Corruption, child molestations and coverups within the Catholic Church are far too familiar these days. Whenever a new case arises, no matter where in the world, our hearts break a little once again and we become consumed with questions many fear to ask: How many more? How much longer can this go on? How can they keep getting away with this?
Back in 2001, The Boston Globe’s Spotlight investigative team are assigned the story of a pedophile priest and the lawyer that claims the Archbishop of Boston has known about him for years and done nothing to stop it. Following this story all the way down the rabbit hole, this team of four journalists (Michael Keaton, Mark Ruffalo, Rachel McAdams and Brian d’Arcy James) uncover an endemic pattern among Catholic priests that produces a laundry list of perpetrators in Boston alone, and the Archdiocese that covered it up. Boston is a majority Catholic city. The church controls everything, so taking them on is not only extremely difficult but dangerous. The Spotlight team put their lives, careers, families and faith at risk to reveal to the world the painful yet necessary truth.
SWITCH: 'SPOTLIGHT' TRAILER
The Boston Globe and Spotlight took on the biggest and most powerful church in the world and won. What their reporting did shook the world to its core and finally brought to light something the church had buried for decades. This is not an easy story to tell, let alone an easy story to witness. In reality, this story took 12 months to crack, while on film it takes just 128 minutes; there’s a lot to cover and not a lot of time in which to do it. Characters, story lines and other elements are clearly left on the cutting room floor or out of the script completely, which is why it bothered me so much that the film opens a lot of doors that they don’t walk through. Too many questions are asked, and characters are introduced that never go further than an introduction. At the conclusion of the film there are just too many loose threads that leave me baffled as to why they were ever pulled. We’re also told over and over the power and enormity of the Catholic church and how taking them on will produce consequences. We are told this, but never shown this. Save for a mildly intimidating conversation that falls on the deaf ears of its tenacious characters, "the big bad" has no real presence throughout the film, rather remaining an idea.
This is not an easy story to tell, let alone an easy story to witness.
Despite suffering from "too much versus too little" information syndrome, the film’s faults never lie within its cast.
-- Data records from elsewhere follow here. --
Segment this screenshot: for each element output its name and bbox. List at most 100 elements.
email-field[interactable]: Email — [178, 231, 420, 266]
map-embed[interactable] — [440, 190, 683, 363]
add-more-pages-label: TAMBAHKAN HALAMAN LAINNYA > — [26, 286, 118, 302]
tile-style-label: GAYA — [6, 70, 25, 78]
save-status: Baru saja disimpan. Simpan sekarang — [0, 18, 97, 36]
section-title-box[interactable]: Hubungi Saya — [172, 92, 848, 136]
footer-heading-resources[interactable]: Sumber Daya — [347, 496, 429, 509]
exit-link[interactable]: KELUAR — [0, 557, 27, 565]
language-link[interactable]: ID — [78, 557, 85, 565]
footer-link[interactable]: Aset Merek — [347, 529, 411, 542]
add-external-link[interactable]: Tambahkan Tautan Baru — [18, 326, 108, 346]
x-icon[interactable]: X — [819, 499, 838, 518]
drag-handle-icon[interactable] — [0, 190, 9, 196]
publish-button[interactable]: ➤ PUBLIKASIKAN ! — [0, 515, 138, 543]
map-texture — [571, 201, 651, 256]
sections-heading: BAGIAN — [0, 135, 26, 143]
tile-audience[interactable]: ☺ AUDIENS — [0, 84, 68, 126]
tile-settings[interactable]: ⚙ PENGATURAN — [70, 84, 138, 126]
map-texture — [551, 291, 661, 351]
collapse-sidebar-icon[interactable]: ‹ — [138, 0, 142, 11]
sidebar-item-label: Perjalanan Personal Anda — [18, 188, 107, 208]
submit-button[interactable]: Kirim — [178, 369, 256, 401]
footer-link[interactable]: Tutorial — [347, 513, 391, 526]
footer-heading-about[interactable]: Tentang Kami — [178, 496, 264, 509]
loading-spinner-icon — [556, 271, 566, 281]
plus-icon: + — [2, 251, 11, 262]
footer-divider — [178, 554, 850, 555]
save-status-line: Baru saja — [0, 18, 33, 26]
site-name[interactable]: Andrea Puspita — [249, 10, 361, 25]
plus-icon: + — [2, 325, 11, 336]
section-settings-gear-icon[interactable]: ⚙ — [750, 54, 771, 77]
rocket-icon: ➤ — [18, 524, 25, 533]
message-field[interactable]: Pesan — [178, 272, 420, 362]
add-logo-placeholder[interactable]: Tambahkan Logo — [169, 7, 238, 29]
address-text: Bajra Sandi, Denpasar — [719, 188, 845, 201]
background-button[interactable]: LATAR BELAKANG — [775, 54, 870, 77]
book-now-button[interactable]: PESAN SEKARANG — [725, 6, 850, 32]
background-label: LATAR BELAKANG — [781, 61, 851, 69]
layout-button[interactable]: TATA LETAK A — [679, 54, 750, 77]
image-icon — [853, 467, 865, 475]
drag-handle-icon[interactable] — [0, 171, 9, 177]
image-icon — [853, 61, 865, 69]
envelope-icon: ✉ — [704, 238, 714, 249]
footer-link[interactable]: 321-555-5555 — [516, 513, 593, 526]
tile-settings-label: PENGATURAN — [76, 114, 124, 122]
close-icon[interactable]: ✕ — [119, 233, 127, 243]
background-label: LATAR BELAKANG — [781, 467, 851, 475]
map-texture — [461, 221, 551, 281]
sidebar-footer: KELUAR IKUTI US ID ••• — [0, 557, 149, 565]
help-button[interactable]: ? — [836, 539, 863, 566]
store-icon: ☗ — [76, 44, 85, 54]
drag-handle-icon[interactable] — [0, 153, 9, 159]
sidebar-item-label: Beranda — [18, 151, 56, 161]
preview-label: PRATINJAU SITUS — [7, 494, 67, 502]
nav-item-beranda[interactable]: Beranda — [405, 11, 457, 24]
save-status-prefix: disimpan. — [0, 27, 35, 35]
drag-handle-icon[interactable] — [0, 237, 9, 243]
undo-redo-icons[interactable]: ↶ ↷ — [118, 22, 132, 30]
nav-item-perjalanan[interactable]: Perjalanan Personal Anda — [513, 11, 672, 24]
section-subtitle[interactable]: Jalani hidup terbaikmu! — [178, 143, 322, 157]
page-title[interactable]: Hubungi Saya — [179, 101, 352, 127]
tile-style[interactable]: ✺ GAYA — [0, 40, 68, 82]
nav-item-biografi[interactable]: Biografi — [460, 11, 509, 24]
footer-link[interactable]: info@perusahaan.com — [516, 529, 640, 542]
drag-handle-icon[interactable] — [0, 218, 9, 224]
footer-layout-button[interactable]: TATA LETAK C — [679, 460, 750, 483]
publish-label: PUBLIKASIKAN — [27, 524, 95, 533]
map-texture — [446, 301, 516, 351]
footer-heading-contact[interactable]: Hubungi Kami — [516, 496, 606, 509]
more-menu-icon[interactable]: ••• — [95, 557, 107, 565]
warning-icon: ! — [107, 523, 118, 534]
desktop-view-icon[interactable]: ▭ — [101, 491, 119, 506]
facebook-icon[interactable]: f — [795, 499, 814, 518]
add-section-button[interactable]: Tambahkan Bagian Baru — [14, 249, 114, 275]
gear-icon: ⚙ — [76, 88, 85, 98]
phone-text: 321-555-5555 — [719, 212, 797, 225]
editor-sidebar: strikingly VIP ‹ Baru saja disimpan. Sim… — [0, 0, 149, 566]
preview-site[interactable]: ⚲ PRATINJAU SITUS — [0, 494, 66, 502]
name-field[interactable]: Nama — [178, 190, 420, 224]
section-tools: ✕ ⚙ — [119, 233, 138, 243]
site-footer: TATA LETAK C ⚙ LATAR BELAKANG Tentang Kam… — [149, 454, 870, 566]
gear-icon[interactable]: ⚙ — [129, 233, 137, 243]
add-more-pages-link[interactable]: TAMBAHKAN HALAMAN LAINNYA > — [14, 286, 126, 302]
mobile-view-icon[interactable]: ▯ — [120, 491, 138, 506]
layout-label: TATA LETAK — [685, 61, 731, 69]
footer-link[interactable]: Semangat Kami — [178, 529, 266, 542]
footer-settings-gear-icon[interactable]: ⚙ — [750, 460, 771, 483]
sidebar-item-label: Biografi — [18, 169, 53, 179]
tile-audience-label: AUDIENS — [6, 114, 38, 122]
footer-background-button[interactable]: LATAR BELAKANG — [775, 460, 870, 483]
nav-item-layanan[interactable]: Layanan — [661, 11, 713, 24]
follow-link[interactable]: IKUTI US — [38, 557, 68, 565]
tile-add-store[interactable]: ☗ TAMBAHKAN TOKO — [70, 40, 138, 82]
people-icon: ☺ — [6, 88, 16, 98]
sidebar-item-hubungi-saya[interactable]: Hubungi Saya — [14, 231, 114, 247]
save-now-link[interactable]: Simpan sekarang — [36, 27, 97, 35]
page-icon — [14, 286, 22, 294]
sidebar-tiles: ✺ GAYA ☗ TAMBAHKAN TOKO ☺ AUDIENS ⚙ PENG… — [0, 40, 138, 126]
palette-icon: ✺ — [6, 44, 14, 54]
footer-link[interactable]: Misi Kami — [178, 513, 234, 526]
The four lead investigators are supported by Stanley Tucci, John Slattery, Liev Schreiber and Billy Crudup. 'Spotlight' is filled with quiet moments of the journalists involved meticulously pouring over church directories and statements highlighting their all-consuming work, its loneliness and the secrecy surrounding the investigation.
As the title suggests, this is a film about the victims, the impact on the faithful, the Spotlight team and the emotional, moral and professional complications derived from their investigation, rather than a raging anti-Catholic church exposé. Engrossing to its last breath, the film’s final slap to the soul comes when it reels off the list of implicated cities across the globe as a result of their story. It goes on for pages. The Spotlight story is an important story to tell, affecting every city and everyone regardless of faith.